Se eu fosse a ele, não estava tão eufórico.

A greve não saiu das fábricas. E dentro delas, não deu para unir toda a gente, já se sabe: o medo de perder a bucha, a UGT, os barriguistas, a convocação precipitada.

Mas a massa operária não está com tendência para baixar a bola. "O Eanes vale tanto como os outros", "Isto só endireita se formos nós a dar-lhe uma grande volta", "Estamos a pagar a brandura do 25 de Abril" — frases destas, inconcebíveis ainda há três meses, ouviam-se à boca cheia nos piquetes.

Há ideias novas a germinar nas fábricas. O dr. Álvaro Cunhal, bem melhor político do que o eng. Ângelo Correia, sabe-o bem e não dorme tão descansado como ele.

Dir-se-á que a greve pouco foi, ao pé do mar de gente que acorreu a ver o Papa. Errado. Porque a greve é uma revolta que cresce, enquanto as multidões do Papa são a insegurança, o medo, a ansiedade, quando não o simples folclore.
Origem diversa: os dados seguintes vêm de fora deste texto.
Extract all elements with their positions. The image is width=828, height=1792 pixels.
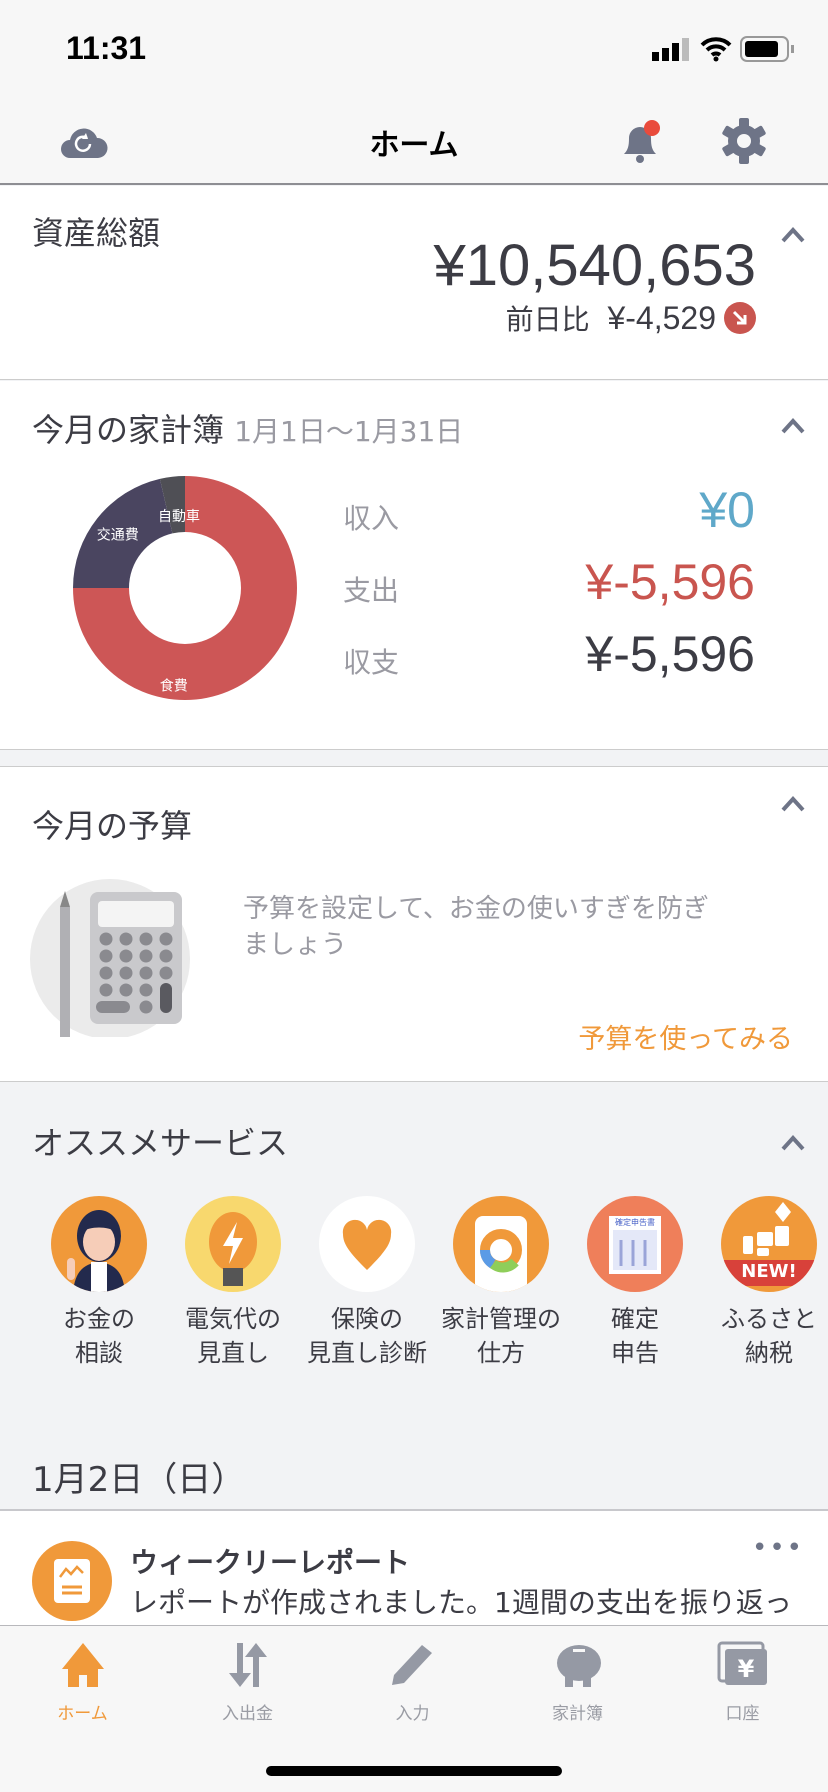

Ainda por cima. é um medo carregado de poder explosivo. As multidões rezam angustiadas porque a vida se vai tornando insuportável e o futuro é incerto. Pode não vir longe o dia em que descubram que o céu está vazio. Nesse dia. não será o Papa a pregar a união do trabalho com o capital que os vai segurar.

Esta semana pôs em confronto a força e a impaciência da classe operária com o medo impotente da pequena burguesia. Será assim tão difícil adivinhar para que lado vai pender a balança?

A grande força de sustentação desta geringonça têm sido as ilusões da classe operária na colaboração com a pequena burguesia. Mas essas ilusões começam a abrir fendas, os operários começam a estar fartos de ser os serventes da democracia dos outros.

Se houver uma força capaz de activar a revolta que fermenta, ainda podemos ver os operários atirar com as cangalhas do unitarismo reformista a que têm andado atrelados, tomar voz activa na política e conduzir a massa indecisa. Como lhes compete.